From the BLOCKED threads, we have many processes waiting for getConnection:
"Thread-132985" prio=10 tid=0x00007fec40784800 nid=0x662d waiting for monitor entry [0x00007fec18cd4000]
java.lang.Thread.State: BLOCKED (on object monitor)
at org.apache.hadoop.ipc.Client.getConnection(Client.java:1449)
- waiting to lock <0x0000000600f2e770> (a java.util.Hashtable)
And many others waiting for Connection.close:
"IPC Client (738091550) connection to /10.66.2.38:9022 from hadoop" daemon prio=10 tid=0x00007fec41c1f800 nid=0x2dcc waiting for monitor entry [0x00007fec15da6000]
java.lang.Thread.State: BLOCKED (on object monitor)
at org.apache.hadoop.ipc.Client$Connection.close(Client.java:1135)
- waiting to lock <0x0000000600f2e770> (a java.util.Hashtable)
All of them are BLOCKED by <0x0000000600f2e770>.
Opening other PId’s we can find the Java thread that has the lock on this resource. The culprit will look like:
"Thread-133346" prio=10 tid=0x00007fec40ac7800 nid=0x747e runnable [0x00007fec17cc4000]
java.lang.Thread.State: RUNNABLE
at java.lang.Thread.<init>(Thread.java:234)
at org.apache.hadoop.ipc.Client$Connection.<init>(Client.java:396)
at org.apache.hadoop.ipc.Client.getConnection(Client.java:1452)
- locked <0x0000000600f2e770> (a java.util.Hashtable)
at org.apache.hadoop.ipc.Client.call(Client.java:1381)
at org.apache.hadoop.ipc.Client.call(Client.java:1363)
at org.apache.hadoop.ipc.ProtobufRpcEngine$Invoker.invoke(ProtobufRpcEngine.java:215)
at com.sun.proxy.$Proxy42.getApplicationReport(Unknown Source)
at org.apache.hadoop.yarn.api.impl.pb.client.ApplicationClientProtocolPBClientImpl.getApplicationReport(ApplicationClientProtocolPBClientImpl.java:163)
at sun.reflect.GeneratedMethodAccessor39.invoke(Unknown Source)
at sun.reflect.DelegatingMethodAccessorImpl.invoke(DelegatingMethodAccessorImpl.java:43)
at java.lang.reflect.Method.invoke(Method.java:606)
at org.apache.hadoop.io.retry.RetryInvocationHandler.invokeMethod(RetryInvocationHandler.java:190)
at org.apache.hadoop.io.retry.RetryInvocationHandler.invoke(RetryInvocationHandler.java:103)

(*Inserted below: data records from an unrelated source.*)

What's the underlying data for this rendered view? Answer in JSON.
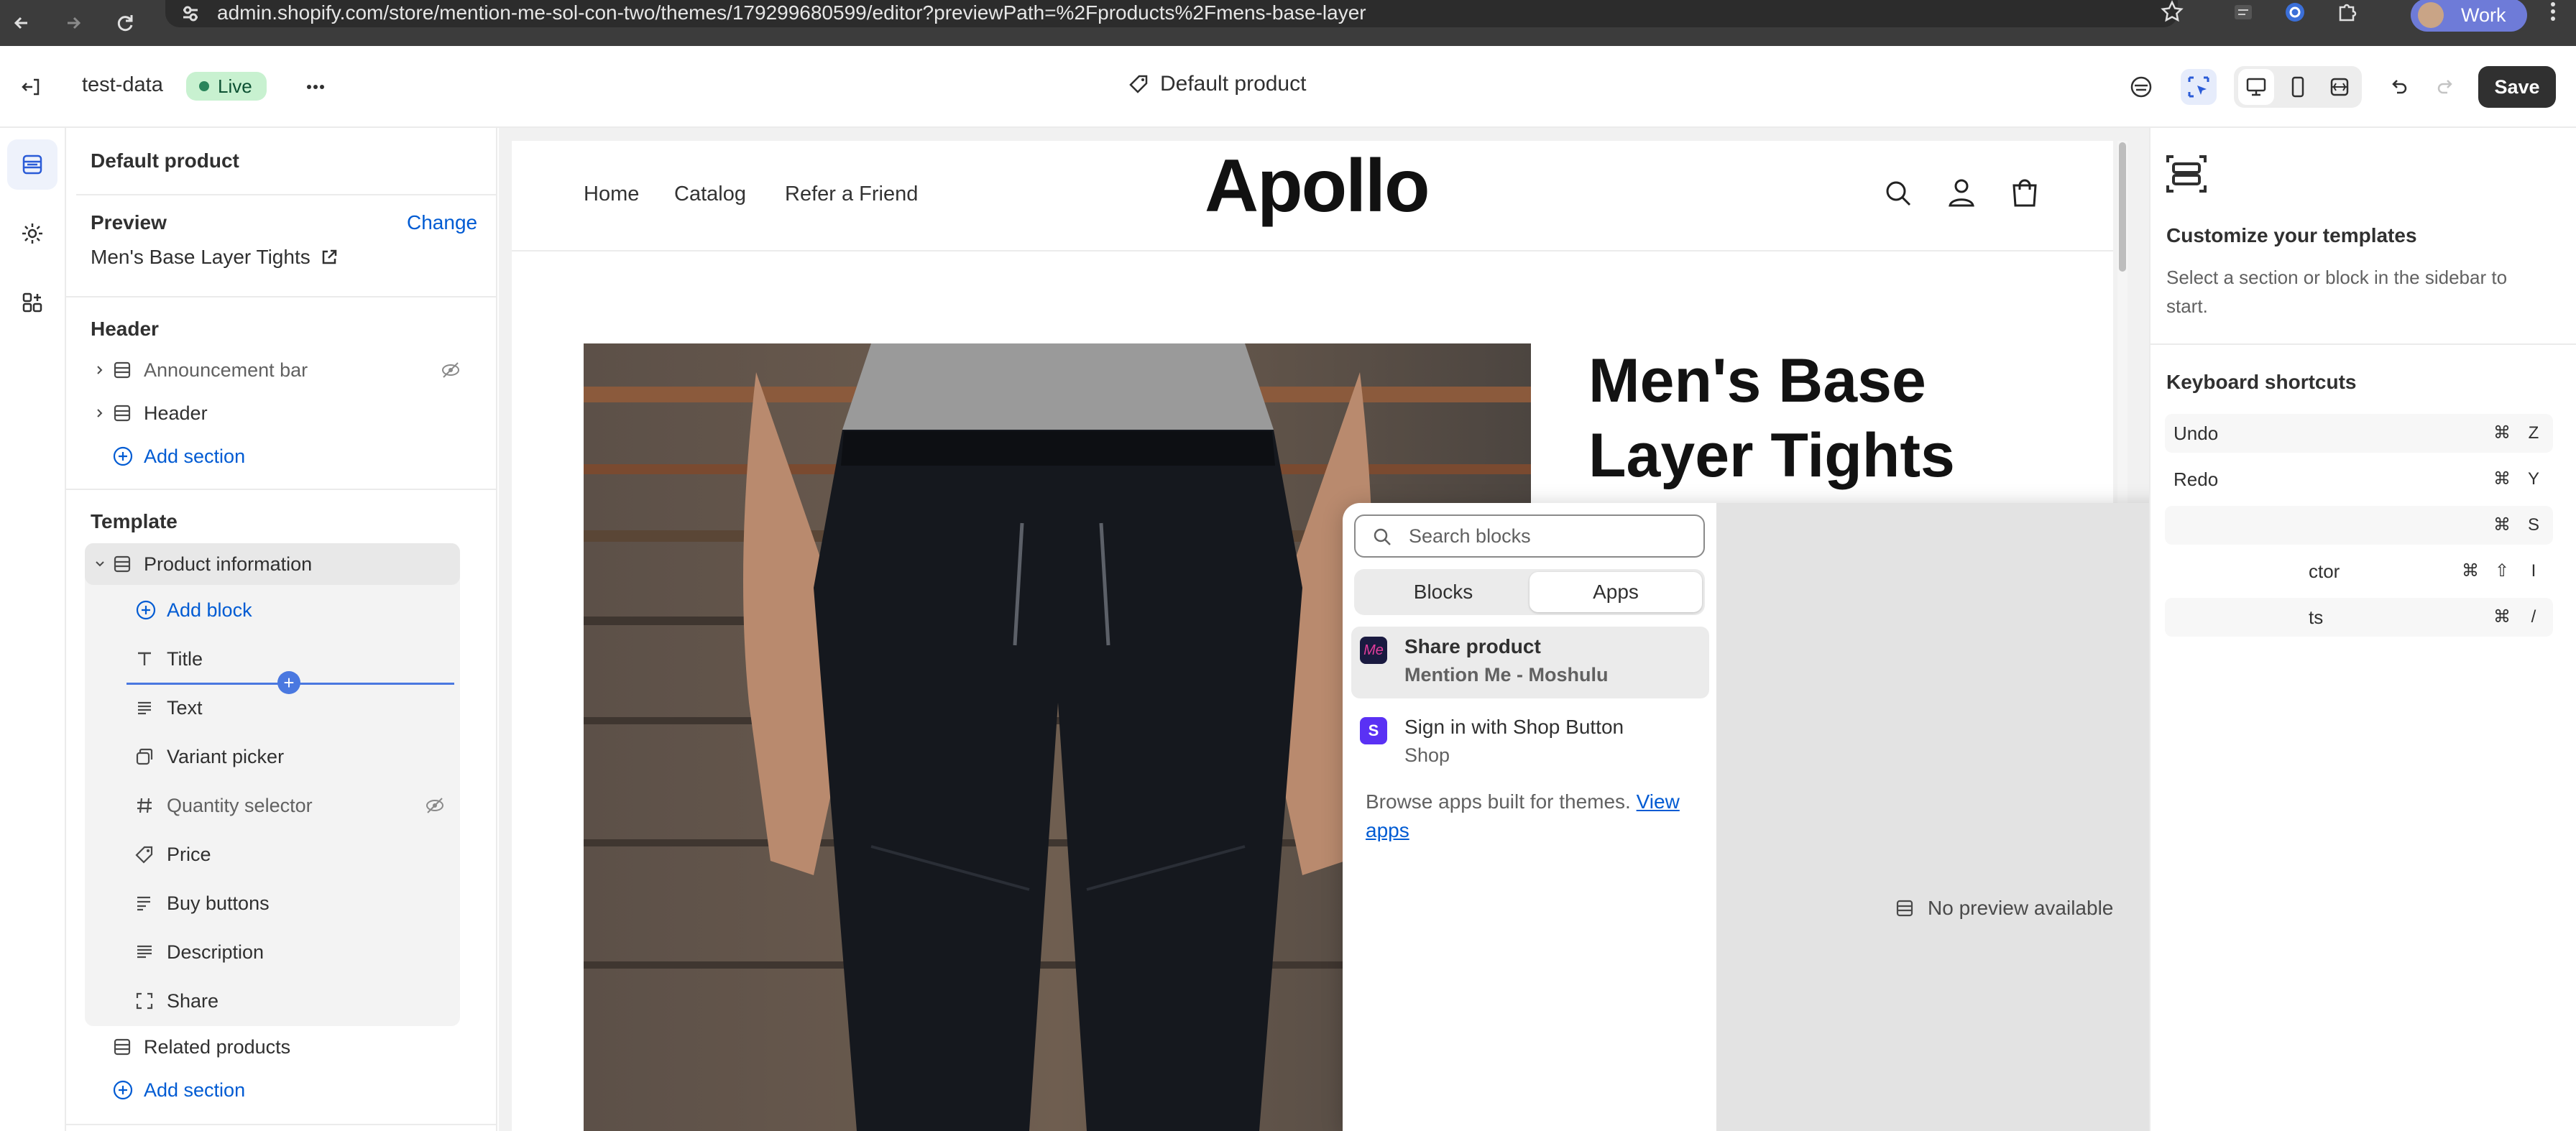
{
  "browser": {
    "url": "admin.shopify.com/store/mention-me-sol-con-two/themes/179299680599/editor?previewPath=%2Fproducts%2Fmens-base-layer",
    "profile_label": "Work"
  },
  "topbar": {
    "store_name": "test-data",
    "status_badge": "Live",
    "template_title": "Default product",
    "save_label": "Save"
  },
  "sidebar": {
    "title": "Default product",
    "preview_label": "Preview",
    "change_label": "Change",
    "preview_product": "Men's Base Layer Tights",
    "header_group": {
      "heading": "Header",
      "items": [
        {
          "label": "Announcement bar",
          "hidden": true
        },
        {
          "label": "Header",
          "hidden": false
        }
      ],
      "add_section": "Add section"
    },
    "template_group": {
      "heading": "Template",
      "section": "Product information",
      "add_block": "Add block",
      "blocks": [
        {
          "label": "Title",
          "icon": "title-icon"
        },
        {
          "label": "Text",
          "icon": "text-icon"
        },
        {
          "label": "Variant picker",
          "icon": "variant-picker-icon"
        },
        {
          "label": "Quantity selector",
          "icon": "quantity-icon",
          "hidden": true
        },
        {
          "label": "Price",
          "icon": "price-tag-icon"
        },
        {
          "label": "Buy buttons",
          "icon": "buy-buttons-icon"
        },
        {
          "label": "Description",
          "icon": "description-icon"
        },
        {
          "label": "Share",
          "icon": "share-icon"
        }
      ],
      "related": "Related products",
      "add_section": "Add section"
    }
  },
  "store": {
    "nav": [
      "Home",
      "Catalog",
      "Refer a Friend"
    ],
    "logo": "Apollo",
    "product_title": "Men's Base Layer Tights"
  },
  "popover": {
    "search_placeholder": "Search blocks",
    "tabs": [
      "Blocks",
      "Apps"
    ],
    "active_tab": "Apps",
    "apps": [
      {
        "name": "Share product",
        "provider": "Mention Me - Moshulu",
        "icon_text": "Me"
      },
      {
        "name": "Sign in with Shop Button",
        "provider": "Shop",
        "icon_text": "S"
      }
    ],
    "browse_text": "Browse apps built for themes.",
    "browse_link": "View apps",
    "no_preview": "No preview available"
  },
  "right_panel": {
    "heading": "Customize your templates",
    "description": "Select a section or block in the sidebar to start.",
    "shortcuts_heading": "Keyboard shortcuts",
    "shortcuts": [
      {
        "label": "Undo",
        "keys": [
          "⌘",
          "Z"
        ]
      },
      {
        "label": "Redo",
        "keys": [
          "⌘",
          "Y"
        ]
      },
      {
        "label": "",
        "keys": [
          "⌘",
          "S"
        ]
      },
      {
        "label": "ctor",
        "keys": [
          "⌘",
          "⇧",
          "I"
        ]
      },
      {
        "label": "ts",
        "keys": [
          "⌘",
          "/"
        ]
      }
    ]
  },
  "colors": {
    "accent": "#005bd3",
    "live_badge_bg": "#c8f1d0",
    "insert_line": "#4a78e0",
    "save_bg": "#303030"
  }
}
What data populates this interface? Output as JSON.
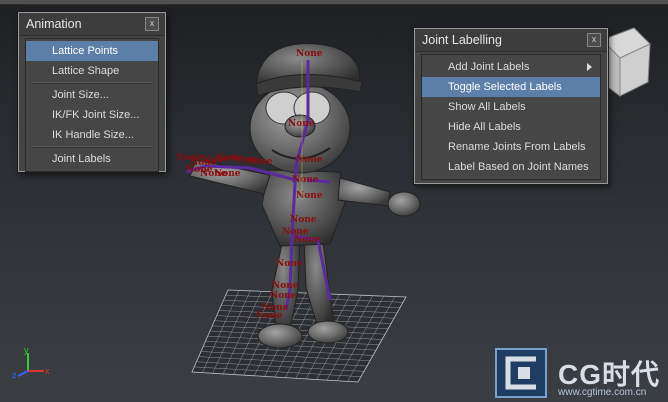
{
  "animation_menu": {
    "title": "Animation",
    "close": "x",
    "items": [
      {
        "label": "Lattice Points",
        "highlighted": true
      },
      {
        "label": "Lattice Shape"
      },
      {
        "separator": true
      },
      {
        "label": "Joint Size..."
      },
      {
        "label": "IK/FK Joint Size..."
      },
      {
        "label": "IK Handle Size..."
      },
      {
        "separator": true
      },
      {
        "label": "Joint Labels"
      }
    ]
  },
  "joint_labelling_menu": {
    "title": "Joint Labelling",
    "close": "x",
    "items": [
      {
        "label": "Add Joint Labels",
        "submenu": true
      },
      {
        "label": "Toggle Selected Labels",
        "highlighted": true
      },
      {
        "label": "Show All Labels"
      },
      {
        "label": "Hide All Labels"
      },
      {
        "label": "Rename Joints From Labels"
      },
      {
        "label": "Label Based on Joint Names"
      }
    ]
  },
  "joint_label_text": "None",
  "axis": {
    "y": "y",
    "x": "x",
    "z": "z"
  },
  "watermark": {
    "brand": "CG时代",
    "url": "www.cgtime.com.cn"
  },
  "colors": {
    "highlight": "#5b7fa6",
    "joint_label": "#8b0d0d",
    "skeleton": "#5a2aa0",
    "axis_x": "#d33",
    "axis_y": "#3c3",
    "axis_z": "#36f"
  }
}
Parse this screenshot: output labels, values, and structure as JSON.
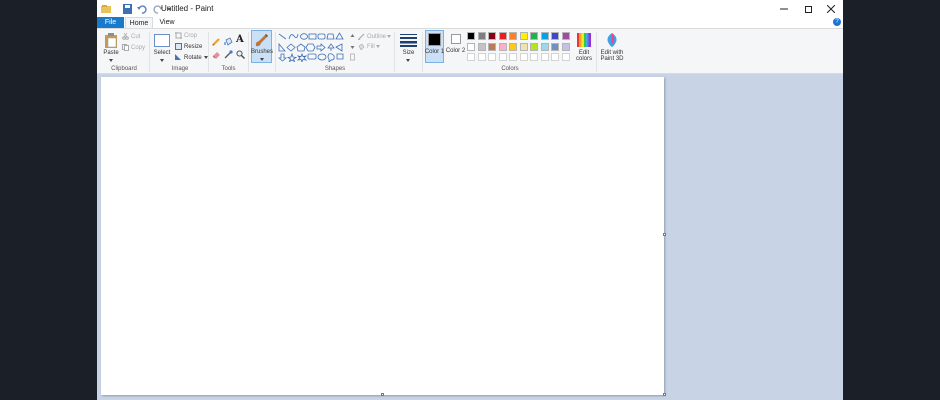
{
  "window": {
    "title": "Untitled - Paint",
    "controls": [
      "minimize",
      "maximize",
      "close"
    ]
  },
  "tabs": {
    "file": "File",
    "home": "Home",
    "view": "View",
    "help_symbol": "?"
  },
  "ribbon": {
    "clipboard": {
      "label": "Clipboard",
      "paste": "Paste",
      "cut": "Cut",
      "copy": "Copy"
    },
    "image": {
      "label": "Image",
      "select": "Select",
      "crop": "Crop",
      "resize": "Resize",
      "rotate": "Rotate"
    },
    "tools": {
      "label": "Tools"
    },
    "brushes": {
      "label": "Brushes"
    },
    "shapes": {
      "label": "Shapes",
      "outline": "Outline",
      "fill": "Fill"
    },
    "size": {
      "label": "Size"
    },
    "colors": {
      "label": "Colors",
      "color1": "Color 1",
      "color2": "Color 2",
      "edit_colors": "Edit colors",
      "edit_paint3d": "Edit with Paint 3D",
      "palette_row1": [
        "#000000",
        "#7f7f7f",
        "#880015",
        "#ed1c24",
        "#ff7f27",
        "#fff200",
        "#22b14c",
        "#00a2e8",
        "#3f48cc",
        "#a349a4"
      ],
      "palette_row2": [
        "#ffffff",
        "#c3c3c3",
        "#b97a57",
        "#ffaec9",
        "#ffc90e",
        "#efe4b0",
        "#b5e61d",
        "#99d9ea",
        "#7092be",
        "#c8bfe7"
      ],
      "color1_value": "#000000",
      "color2_value": "#ffffff"
    }
  },
  "accent": "#1979ca"
}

at com.sun.proxy.$Proxy43.getApplicationReport(Unknown Source)
at org.apache.hadoop.yarn.client.api.impl.YarnClientImpl.getApplicationReport(YarnClientImpl.java:291)
at org.apache.hadoop.mapred.ResourceMgrDelegate.getApplicationReport(ResourceMgrDelegate.java:294)
at org.apache.hadoop.mapred.ClientServiceDelegate.getProxy(ClientServiceDelegate.java:152)
at org.apache.hadoop.mapred.ClientServiceDelegate.invoke(ClientServiceDelegate.java:319)
- locked <0x0000000733033970> (a org.apache.hadoop.mapred.ClientServiceDelegate)
at org.apache.hadoop.mapred.ClientServiceDelegate.getJobStatus(ClientServiceDelegate.java:419)
at org.apache.hadoop.mapred.YARNRunner.getJobStatus(YARNRunner.java:532)
at org.apache.hadoop.mapreduce.Job$1.run(Job.java:314)
at org.apache.hadoop.mapreduce.Job$1.run(Job.java:311)
at java.security.AccessController.doPrivileged(Native Method)
at javax.security.auth.Subject.doAs(Subject.java:415)
at org.apache.hadoop.security.UserGroupInformation.doAs(UserGroupInformation.java:1548)
at org.apache.hadoop.mapreduce.Job.updateStatus(Job.java:311)
- locked <0x0000000733032e20> (a org.apache.hadoop.mapreduce.Job)
at org.apache.hadoop.mapreduce.Job.getJobState(Job.java:347)
at org.apache.hadoop.mapred.JobClient$NetworkedJob.getJobState(JobClient.java:295)
- locked <0x0000000733032e10> (a org.apache.hadoop.mapred.JobClient$NetworkedJob)
at org.apache.hadoop.hive.ql.exec.mr.HadoopJobExecHelper.progress(HadoopJobExecHelper.java:244)
at org.apache.hadoop.hive.ql.exec.mr.HadoopJobExecHelper.progress(HadoopJobExecHelper.java:547)
at org.apache.hadoop.hive.ql.exec.mr.ExecDriver.execute(ExecDriver.java:426)
at org.apache.hadoop.hive.ql.exec.mr.MapRedTask.execute(MapRedTask.java:136)
at org.apache.hadoop.hive.ql.exec.Task.executeTask(Task.java:153)
at org.apache.hadoop.hive.ql.exec.TaskRunner.runSequential(TaskRunner.java:85)
at org.apache.hadoop.hive.ql.exec.TaskRunner.run(TaskRunner.java:72)
This kind of Blocked Status is not technically a Deadlock, but just a thread blocking other threads: locked status for a resource while many other objects start queuing waiting for the same resource.